Il punto sul quale volevo soffermarmi però è, fondamentalmente, un altro. Quello relativo all’elaborazione sociale dell’essere vittime e non volersi considerare tali per tutta la vita. La citazione di Eta in incipit non è casuale: quella vissuta dai genitori di Erika è situazione quotidiana per chi vive nei Paesi Baschi, ci parla di familiari costretti al confronto con i carnefici dei loro cari. Grazie al fine pena o ragioni simili.

A Maixabel Lasa hanno dedicato un film perché è stata un esempio di reazione al dolore: per oltre dieci anni è stata direttrice del dipartimento che, per il Governo basco, si occupa delle vittime del terrorismo.

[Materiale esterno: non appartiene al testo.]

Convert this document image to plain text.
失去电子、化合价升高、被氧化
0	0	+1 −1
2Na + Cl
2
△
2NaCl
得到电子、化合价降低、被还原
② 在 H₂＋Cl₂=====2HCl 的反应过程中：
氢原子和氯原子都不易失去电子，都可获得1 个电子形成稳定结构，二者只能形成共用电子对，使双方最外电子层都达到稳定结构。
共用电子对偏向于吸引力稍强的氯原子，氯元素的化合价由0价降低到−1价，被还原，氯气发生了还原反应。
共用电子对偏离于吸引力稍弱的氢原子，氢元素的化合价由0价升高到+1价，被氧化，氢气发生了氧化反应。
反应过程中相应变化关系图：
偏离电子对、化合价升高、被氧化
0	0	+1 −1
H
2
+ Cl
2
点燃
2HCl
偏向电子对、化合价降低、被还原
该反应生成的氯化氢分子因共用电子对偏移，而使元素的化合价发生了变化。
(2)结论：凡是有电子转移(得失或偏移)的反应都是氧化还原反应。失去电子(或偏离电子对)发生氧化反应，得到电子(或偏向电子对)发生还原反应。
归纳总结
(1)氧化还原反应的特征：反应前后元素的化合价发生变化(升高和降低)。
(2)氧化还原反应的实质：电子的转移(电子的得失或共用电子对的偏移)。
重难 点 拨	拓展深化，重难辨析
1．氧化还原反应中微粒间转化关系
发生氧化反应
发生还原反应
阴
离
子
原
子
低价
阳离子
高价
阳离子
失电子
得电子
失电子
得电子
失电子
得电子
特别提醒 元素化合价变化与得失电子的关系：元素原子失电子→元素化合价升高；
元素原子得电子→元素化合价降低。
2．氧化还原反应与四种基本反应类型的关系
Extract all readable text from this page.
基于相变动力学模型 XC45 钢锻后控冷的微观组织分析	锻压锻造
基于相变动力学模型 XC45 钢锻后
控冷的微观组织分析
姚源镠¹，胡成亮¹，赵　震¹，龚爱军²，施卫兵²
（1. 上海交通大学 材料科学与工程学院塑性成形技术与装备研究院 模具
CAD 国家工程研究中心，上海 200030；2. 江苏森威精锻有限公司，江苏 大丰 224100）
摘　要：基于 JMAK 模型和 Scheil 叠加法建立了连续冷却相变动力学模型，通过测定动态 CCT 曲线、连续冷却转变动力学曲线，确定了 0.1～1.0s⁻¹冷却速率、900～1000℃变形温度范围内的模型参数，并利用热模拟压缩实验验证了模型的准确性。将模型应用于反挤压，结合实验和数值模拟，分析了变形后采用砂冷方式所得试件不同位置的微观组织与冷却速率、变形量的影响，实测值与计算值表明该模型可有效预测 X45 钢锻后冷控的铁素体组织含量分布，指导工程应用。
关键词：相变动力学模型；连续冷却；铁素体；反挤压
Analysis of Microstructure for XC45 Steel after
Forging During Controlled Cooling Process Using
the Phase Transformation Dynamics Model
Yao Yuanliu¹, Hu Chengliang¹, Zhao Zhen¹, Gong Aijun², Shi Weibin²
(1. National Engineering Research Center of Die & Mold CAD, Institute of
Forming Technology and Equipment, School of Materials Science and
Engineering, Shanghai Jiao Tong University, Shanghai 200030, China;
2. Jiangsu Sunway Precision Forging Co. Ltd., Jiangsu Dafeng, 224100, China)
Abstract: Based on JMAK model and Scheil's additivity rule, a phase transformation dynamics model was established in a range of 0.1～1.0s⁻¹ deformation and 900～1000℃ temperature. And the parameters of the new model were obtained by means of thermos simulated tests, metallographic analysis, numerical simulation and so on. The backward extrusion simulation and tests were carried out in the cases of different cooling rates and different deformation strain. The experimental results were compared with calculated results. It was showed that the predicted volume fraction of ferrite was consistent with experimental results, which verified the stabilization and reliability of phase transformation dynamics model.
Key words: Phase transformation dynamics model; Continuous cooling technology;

Lo ha fatto dando pari dignità a quelle di Eta, del terrorismo di Stato e degli abusi delle forze di polizia. È stata la prima vittima a voler incontrare gli assassini del marito, dando il via al processo di giustizia riparativa su cui si fonda l’elaborazione sociale di quel lutto.

Non si parla di perdono, che è un concetto essenzialmente religioso e quindi soggettivo, ma di una soluzione di convivenza, di una seconda possibilità per le vittime e per chi ha commesso quel crimine e vorrebbe tornare a far parte della società civile. In Italia ne abbiamo un rigoroso esempio in Agnese Moro, una delle figlie di Aldo Moro, assassinato dalla Brigate Rosse nel 1978, che ha intrapreso, grazie anche alla riforma Cartabia, un significativo percorso di giustizia riparativa incontrando gli assassini del padre. È un non facile percorso sociale di civiltà. Ci vuole tempo, per un’elaborazione di questo tipo, tempo maledetto perché passato a fare i conti con l’assenza e la sua irreversibilità. Ma quei conti, prima o poi, vanno fatti.